Análise aponta que fontes anti-IA são inúteis e ainda prejudicam pessoas com deficiência
A tendência de usar fontes para barrar IAs está sob forte cuestionamento após especialistas apontarem que, além de serem ineficazes contra a IA, elas destroem a acessibilidade à informação para pessoas com deficiência.
A questão das "Anti-AI fonts" ou fontes e layouts especiais (como Decoy, Ghost e Shield) projetados para confundir a inteligência artificial e impedir a leitura de dados tem sido alvo de críticas na comunidade tecnológica.

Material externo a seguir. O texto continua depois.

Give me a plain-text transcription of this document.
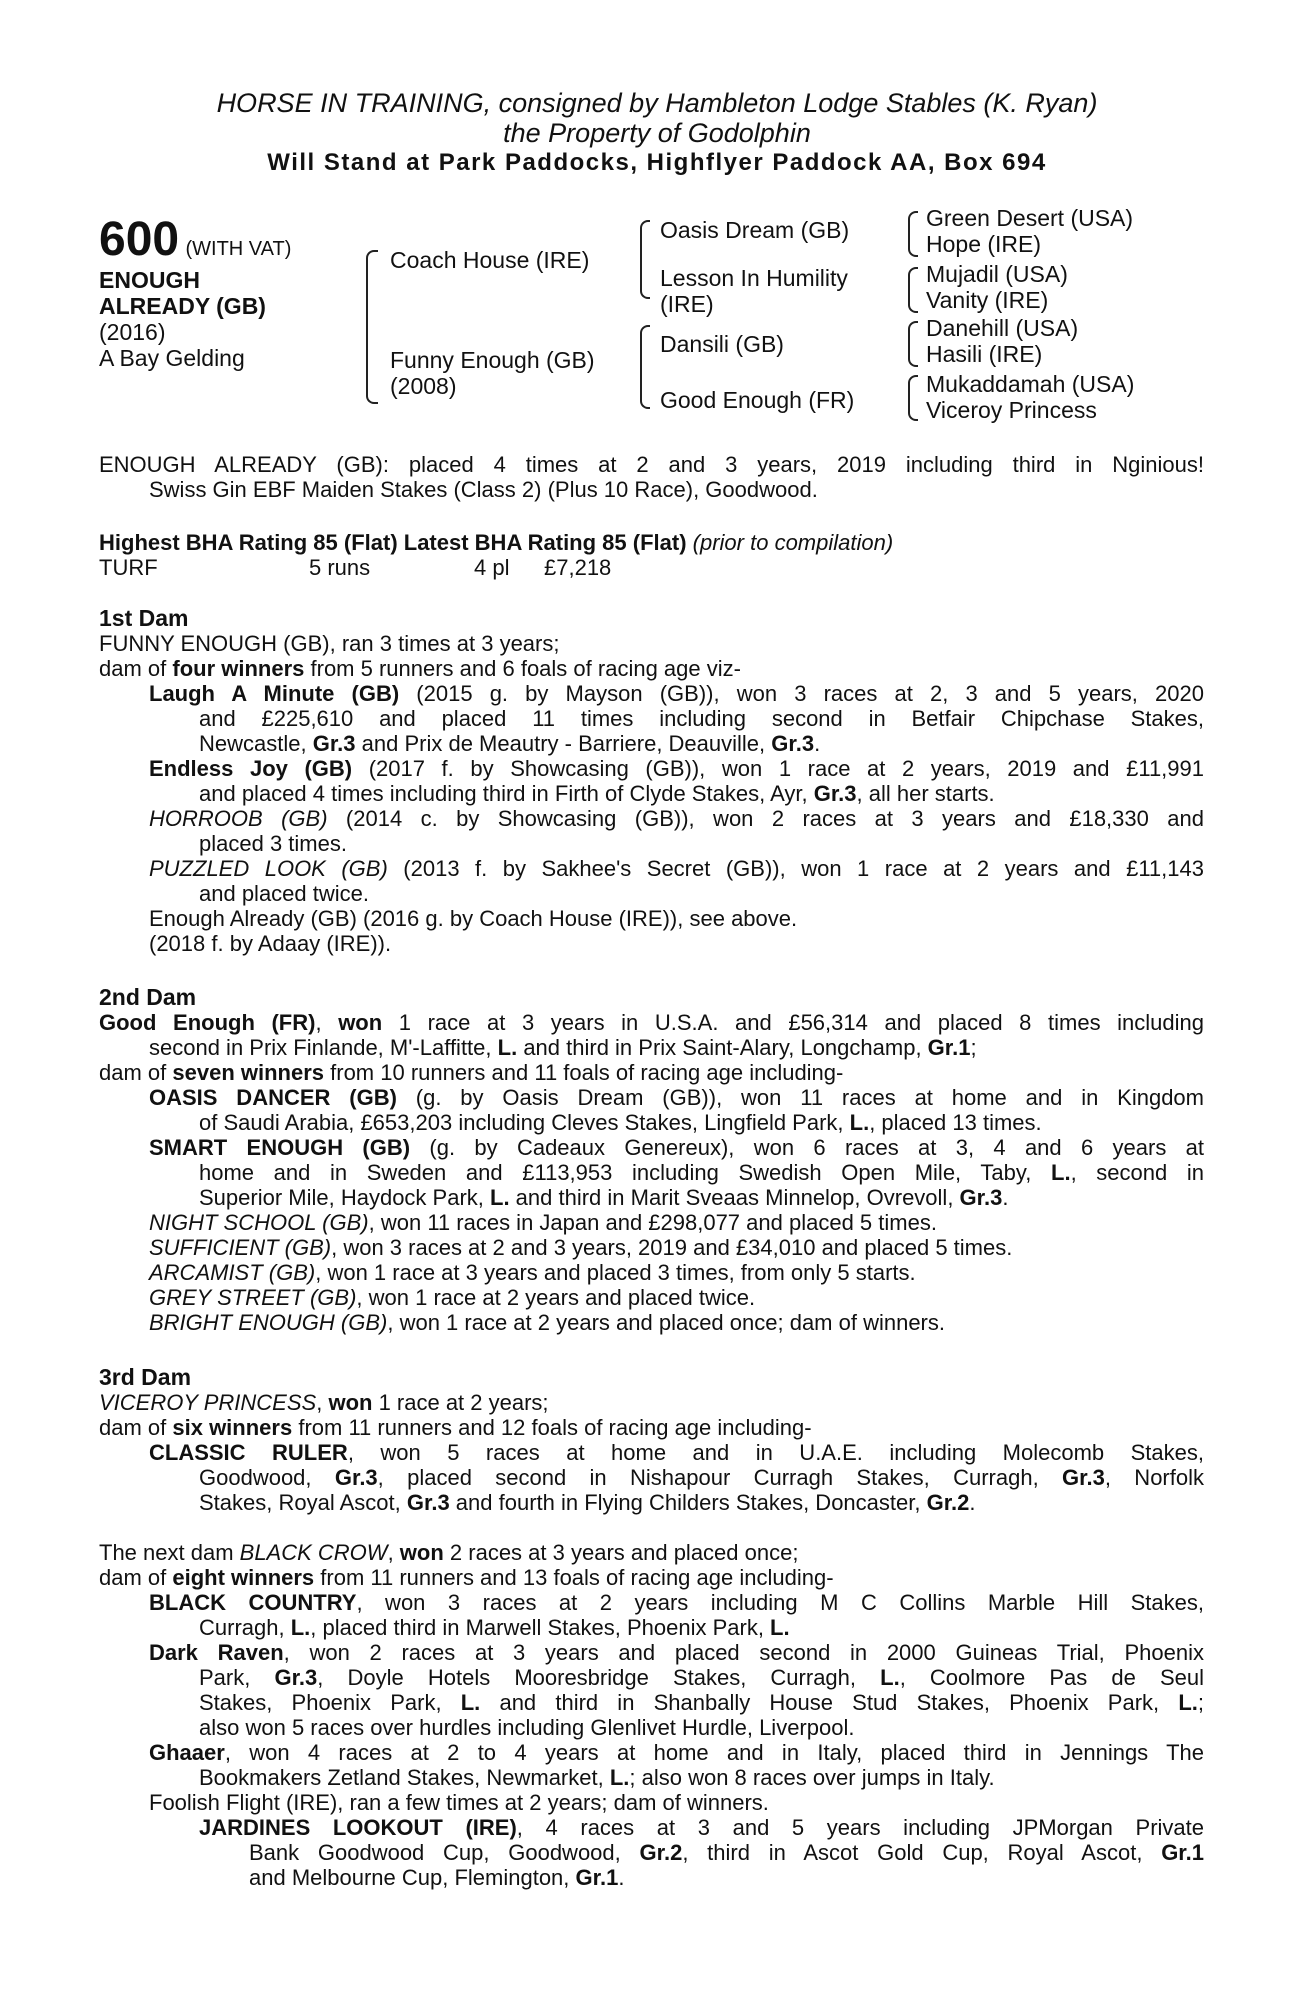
HORSE IN TRAINING, consigned by Hambleton Lodge Stables (K. Ryan)
the Property of Godolphin
Will Stand at Park Paddocks, Highflyer Paddock AA, Box 694
600 (WITH VAT)
ENOUGH
ALREADY (GB)
(2016)
A Bay Gelding
Coach House (IRE)
Funny Enough (GB)
(2008)
Oasis Dream (GB)
Lesson In Humility
(IRE)
Dansili (GB)
Good Enough (FR)
Green Desert (USA)
Hope (IRE)
Mujadil (USA)
Vanity (IRE)
Danehill (USA)
Hasili (IRE)
Mukaddamah (USA)
Viceroy Princess
ENOUGH ALREADY (GB): placed 4 times at 2 and 3 years, 2019 including third in Nginious!
Swiss Gin EBF Maiden Stakes (Class 2) (Plus 10 Race), Goodwood.
Highest BHA Rating 85 (Flat) Latest BHA Rating 85 (Flat) (prior to compilation)
TURF	5 runs	4 pl £7,218
1st Dam
FUNNY ENOUGH (GB), ran 3 times at 3 years;
dam of four winners from 5 runners and 6 foals of racing age viz-
Laugh A Minute (GB) (2015 g. by Mayson (GB)), won 3 races at 2, 3 and 5 years, 2020
and £225,610 and placed 11 times including second in Betfair Chipchase Stakes,
Newcastle, Gr.3 and Prix de Meautry - Barriere, Deauville, Gr.3.
Endless Joy (GB) (2017 f. by Showcasing (GB)), won 1 race at 2 years, 2019 and £11,991
and placed 4 times including third in Firth of Clyde Stakes, Ayr, Gr.3, all her starts.
HORROOB (GB) (2014 c. by Showcasing (GB)), won 2 races at 3 years and £18,330 and
placed 3 times.
PUZZLED LOOK (GB) (2013 f. by Sakhee's Secret (GB)), won 1 race at 2 years and £11,143
and placed twice.
Enough Already (GB) (2016 g. by Coach House (IRE)), see above.
(2018 f. by Adaay (IRE)).
2nd Dam
Good Enough (FR), won 1 race at 3 years in U.S.A. and £56,314 and placed 8 times including
second in Prix Finlande, M'-Laffitte, L. and third in Prix Saint-Alary, Longchamp, Gr.1;
dam of seven winners from 10 runners and 11 foals of racing age including-
OASIS DANCER (GB) (g. by Oasis Dream (GB)), won 11 races at home and in Kingdom
of Saudi Arabia, £653,203 including Cleves Stakes, Lingfield Park, L., placed 13 times.
SMART ENOUGH (GB) (g. by Cadeaux Genereux), won 6 races at 3, 4 and 6 years at
home and in Sweden and £113,953 including Swedish Open Mile, Taby, L., second in
Superior Mile, Haydock Park, L. and third in Marit Sveaas Minnelop, Ovrevoll, Gr.3.
NIGHT SCHOOL (GB), won 11 races in Japan and £298,077 and placed 5 times.
SUFFICIENT (GB), won 3 races at 2 and 3 years, 2019 and £34,010 and placed 5 times.
ARCAMIST (GB), won 1 race at 3 years and placed 3 times, from only 5 starts.
GREY STREET (GB), won 1 race at 2 years and placed twice.
BRIGHT ENOUGH (GB), won 1 race at 2 years and placed once; dam of winners.
3rd Dam
VICEROY PRINCESS, won 1 race at 2 years;
dam of six winners from 11 runners and 12 foals of racing age including-
CLASSIC RULER, won 5 races at home and in U.A.E. including Molecomb Stakes,
Goodwood, Gr.3, placed second in Nishapour Curragh Stakes, Curragh, Gr.3, Norfolk
Stakes, Royal Ascot, Gr.3 and fourth in Flying Childers Stakes, Doncaster, Gr.2.
The next dam BLACK CROW, won 2 races at 3 years and placed once;
dam of eight winners from 11 runners and 13 foals of racing age including-
BLACK COUNTRY, won 3 races at 2 years including M C Collins Marble Hill Stakes,
Curragh, L., placed third in Marwell Stakes, Phoenix Park, L.
Dark Raven, won 2 races at 3 years and placed second in 2000 Guineas Trial, Phoenix
Park, Gr.3, Doyle Hotels Mooresbridge Stakes, Curragh, L., Coolmore Pas de Seul
Stakes, Phoenix Park, L. and third in Shanbally House Stud Stakes, Phoenix Park, L.;
also won 5 races over hurdles including Glenlivet Hurdle, Liverpool.
Ghaaer, won 4 races at 2 to 4 years at home and in Italy, placed third in Jennings The
Bookmakers Zetland Stakes, Newmarket, L.; also won 8 races over jumps in Italy.
Foolish Flight (IRE), ran a few times at 2 years; dam of winners.
JARDINES LOOKOUT (IRE), 4 races at 3 and 5 years including JPMorgan Private
Bank Goodwood Cup, Goodwood, Gr.2, third in Ascot Gold Cup, Royal Ascot, Gr.1
and Melbourne Cup, Flemington, Gr.1.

Um artigo do Andrew’s WebLog por Andrew Yaros, publicado em 11 de agosto de 2026 e amplamente discutido no Hacker News, junto com um relatório de apoio do Boing Boing, afirma que essas tentativas de ocultar dados são apenas medidas temporárias. As empresas de IA podem desenvolver modelos para contornar e romper esse tipo de proteção em pouco tempo, tornando o bloqueio incapaz de impedir a cópia de dados a longo prazo.
Além disso, especialistas apontam um impacto negativo ainda mais grave: a destruição da acessibilidade humana, especialmente para pessoas com deficiência que dependem de leitores de tela. Esses softwares não conseguem decodificar textos corrompidos, fazendo com que esse grupo perca permanentemente o acesso à informação. Isso reflete como tal método causa mais danos aos próprios humanos do que barreiras ao sistema de IA.
Essa questão mostra que as tentativas de proteger dados contra a IA podem se voltar contra nós, criando barreiras ao direito fundamental de acesso à informação para usuários comuns e pessoas com deficiência — uma perspectiva que desenvolvedores e criadores de conteúdo devem considerar.